Following the tree frog into the deep, deep hole we meet a squeaky mouse (pippa-eek), a lethargic loris (sooo-slooow), a clever sunbear, and a merry monkey. Oh No! All the while they are being watched by a ravenous and patient tiger who has been waiting his turn to “help” the trapped animals out of their predicament. Oh No! However, there is one more animal coming that the tiger did not count on…turnabout is fair play, as they say…Oh No!

Just flipping through the book as I write this review, I wish we could all sit down and read it aloud again. It’s thoroughly addictive – both the words and the pictures. I’m honestly not sure which I like better.
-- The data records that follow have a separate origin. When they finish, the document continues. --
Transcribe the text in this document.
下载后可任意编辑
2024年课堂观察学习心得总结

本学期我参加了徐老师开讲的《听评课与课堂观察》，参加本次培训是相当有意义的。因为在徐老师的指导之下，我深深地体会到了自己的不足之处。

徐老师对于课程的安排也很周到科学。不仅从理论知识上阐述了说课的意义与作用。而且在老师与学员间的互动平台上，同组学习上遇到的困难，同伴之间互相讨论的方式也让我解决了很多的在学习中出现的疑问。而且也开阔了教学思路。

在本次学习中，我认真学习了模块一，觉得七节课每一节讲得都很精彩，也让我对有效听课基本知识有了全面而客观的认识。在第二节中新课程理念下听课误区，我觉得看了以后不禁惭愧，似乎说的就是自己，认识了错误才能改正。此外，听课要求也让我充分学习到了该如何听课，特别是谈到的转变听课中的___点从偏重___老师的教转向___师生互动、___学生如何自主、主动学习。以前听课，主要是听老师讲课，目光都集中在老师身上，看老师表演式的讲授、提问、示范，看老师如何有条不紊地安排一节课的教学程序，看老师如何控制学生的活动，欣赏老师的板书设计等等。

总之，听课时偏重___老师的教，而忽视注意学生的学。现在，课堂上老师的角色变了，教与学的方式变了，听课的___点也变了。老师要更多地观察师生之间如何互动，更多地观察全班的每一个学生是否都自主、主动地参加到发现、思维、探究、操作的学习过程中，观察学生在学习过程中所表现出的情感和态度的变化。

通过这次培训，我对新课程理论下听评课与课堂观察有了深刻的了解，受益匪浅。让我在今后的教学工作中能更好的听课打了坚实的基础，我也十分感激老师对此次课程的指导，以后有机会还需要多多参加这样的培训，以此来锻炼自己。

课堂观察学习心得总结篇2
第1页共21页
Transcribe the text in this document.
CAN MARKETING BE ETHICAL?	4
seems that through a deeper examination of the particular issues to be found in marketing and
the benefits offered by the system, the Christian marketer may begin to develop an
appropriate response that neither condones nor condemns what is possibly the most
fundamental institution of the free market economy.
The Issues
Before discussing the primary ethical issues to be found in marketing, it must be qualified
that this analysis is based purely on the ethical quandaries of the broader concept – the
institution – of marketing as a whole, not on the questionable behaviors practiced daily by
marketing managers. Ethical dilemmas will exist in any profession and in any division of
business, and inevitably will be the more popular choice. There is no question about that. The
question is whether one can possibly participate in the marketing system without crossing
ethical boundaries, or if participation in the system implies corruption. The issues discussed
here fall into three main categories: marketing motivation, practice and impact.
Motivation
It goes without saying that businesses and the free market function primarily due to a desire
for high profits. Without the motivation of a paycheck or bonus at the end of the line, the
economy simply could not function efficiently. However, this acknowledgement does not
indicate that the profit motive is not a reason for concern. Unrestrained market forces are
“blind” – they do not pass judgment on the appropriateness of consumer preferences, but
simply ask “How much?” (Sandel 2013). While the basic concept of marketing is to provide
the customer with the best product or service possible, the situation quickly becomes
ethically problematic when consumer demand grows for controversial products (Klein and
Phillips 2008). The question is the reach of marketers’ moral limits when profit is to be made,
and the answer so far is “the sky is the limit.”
The repetition and the rhyming are also great for beginning readers. I highly recommend this Fleming-Rohmann collaboration. It’s an honest-to-goodness five-star read-aloud treat!

While we didn’t hear a lot from Ms. Fleming regarding “Oh, No!” on the recent online event, we did learn that the illustrator – Mr. Rohman – is Ms. Fleming’s husband. You wouldn’t know it from their brief bios on the inside of the dust jacket, although (curiously) they both live in Oak Park, Illinois…so I guess you could “do the math”. It seems like a pretty good deal as an author to have your own Caldecott Medal-winning illustrator right there in the same house…even if Mr. Rohman has only illustrated a few of Ms. Fleming’s books. Ms. Fleming provided what I thought were some fascinating insights on how she thinks about the author-illustrator dynamic. Ms. Fleming has been writing long enough that she does actually get some say in who will be chosen to do the artwork for her books, unlike most authors. However, she has also learned to get out of the illustrator’s way once he or she has been selected: she believes it is the illustrator’s job to decide how to tell the story in pictures, and she doesn’t even like to provide feedback to her husband when he is working on one of her books. It sounds like she is typically very happy with the results, too. I particularly enjoyed hearing her description of what it’s like to see the final version of her books for the first time; regardless how she might have imagined the characters when she was writing, she opens up the book to see the pictures and thinks (and I’m paraphrasing): Of course! THAT is what they look like! I thought that was a neat way to think about a process that might seem impersonal to some.